Re: fast path cycle muncher (vmstat: make vmstat_updater deferrable again and shut down on idle)

From: Christoph Lameter
Date: Mon Jan 25 2016 - 13:02:15 EST


On Mon, 25 Jan 2016, Michal Hocko wrote:

> On Sat 23-01-16 17:21:55, Mike Galbraith wrote:
> > Hi Christoph,
> >
> > While you're fixing that commit up, can you perhaps find a better home
> > for quiet_vmstat()? It not only munches cycles when switching cross
> > -core mightily, for -rt it injects a sleeping lock into the idle task.
> >
> > 12.89% [kernel] [k] refresh_cpu_vm_stats.isra.12
> > 4.75% [kernel] [k] __schedule
> > 4.70% [kernel] [k] mutex_unlock
> > 3.14% [kernel] [k] __switch_to
>
> Hmm, I wouldn't have expected that refresh_cpu_vm_stats could have
> such a large footprint. I guess this would be just an expensive noop
> because we have to check all the zones*counters and do an expensive
> this_cpu_xchg. Is the whole deferred thing worth this overhead?

Why would the deferring cause this overhead?

Also there is no cross core activity from quiet_vmstat(). It simply
disables the local vmstat updates.

> Unless there is a clear and huge win from doing the vmstat update
> deferrable then I think a revert is more appropriate IMHO.

It reduces the OS events that the application experiences by folding it
into the tick events. If its not deferrable then a timer event will be
generated in addition to the tick. We do not want that.

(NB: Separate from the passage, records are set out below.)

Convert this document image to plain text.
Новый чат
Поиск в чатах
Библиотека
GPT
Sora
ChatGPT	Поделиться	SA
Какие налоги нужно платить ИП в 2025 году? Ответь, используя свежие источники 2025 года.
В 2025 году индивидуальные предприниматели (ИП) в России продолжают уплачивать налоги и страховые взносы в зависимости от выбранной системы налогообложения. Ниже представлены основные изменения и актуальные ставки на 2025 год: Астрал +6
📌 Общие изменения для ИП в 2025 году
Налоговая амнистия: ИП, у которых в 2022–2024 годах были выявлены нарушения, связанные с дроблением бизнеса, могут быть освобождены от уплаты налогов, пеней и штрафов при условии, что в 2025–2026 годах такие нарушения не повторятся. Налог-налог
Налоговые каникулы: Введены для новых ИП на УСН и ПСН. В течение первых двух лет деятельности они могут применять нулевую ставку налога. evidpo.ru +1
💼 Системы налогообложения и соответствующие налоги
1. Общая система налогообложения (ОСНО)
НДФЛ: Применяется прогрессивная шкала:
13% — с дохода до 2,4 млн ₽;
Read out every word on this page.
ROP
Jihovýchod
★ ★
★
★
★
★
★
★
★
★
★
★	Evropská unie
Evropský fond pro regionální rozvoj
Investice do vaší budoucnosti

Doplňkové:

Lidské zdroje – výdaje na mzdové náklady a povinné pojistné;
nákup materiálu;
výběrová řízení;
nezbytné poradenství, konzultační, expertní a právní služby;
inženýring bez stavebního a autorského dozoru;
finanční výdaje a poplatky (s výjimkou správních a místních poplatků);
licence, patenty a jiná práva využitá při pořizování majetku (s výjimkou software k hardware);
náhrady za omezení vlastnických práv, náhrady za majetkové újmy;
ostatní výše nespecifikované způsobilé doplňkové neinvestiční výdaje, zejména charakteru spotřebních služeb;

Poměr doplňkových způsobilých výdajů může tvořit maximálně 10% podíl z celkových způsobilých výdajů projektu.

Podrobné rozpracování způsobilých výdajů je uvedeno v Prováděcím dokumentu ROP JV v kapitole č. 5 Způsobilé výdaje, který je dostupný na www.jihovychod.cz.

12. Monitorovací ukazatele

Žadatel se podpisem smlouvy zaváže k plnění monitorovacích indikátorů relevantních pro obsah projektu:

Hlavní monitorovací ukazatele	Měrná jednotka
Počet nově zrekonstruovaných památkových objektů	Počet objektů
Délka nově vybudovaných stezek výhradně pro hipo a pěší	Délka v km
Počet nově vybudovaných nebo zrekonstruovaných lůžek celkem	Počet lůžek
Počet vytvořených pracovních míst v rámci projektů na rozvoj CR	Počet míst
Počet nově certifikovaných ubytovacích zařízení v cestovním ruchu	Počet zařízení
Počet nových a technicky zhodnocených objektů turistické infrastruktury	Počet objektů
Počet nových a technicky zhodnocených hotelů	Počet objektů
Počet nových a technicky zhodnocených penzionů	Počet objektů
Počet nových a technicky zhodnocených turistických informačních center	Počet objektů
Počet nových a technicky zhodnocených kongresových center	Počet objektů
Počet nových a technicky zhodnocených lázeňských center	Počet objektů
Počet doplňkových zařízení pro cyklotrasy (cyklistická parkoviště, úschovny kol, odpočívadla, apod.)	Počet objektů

Workqueues are used in many places. If RT can sleep within workqueue
management functions then spinlocks cannot be taken anymore and there may
be issues with preemption.

The regression that I know of (independent of "RT") is due as far as I
know due to the switch of the parameters of some vmstat functions to 64
bit instead of 32 bit.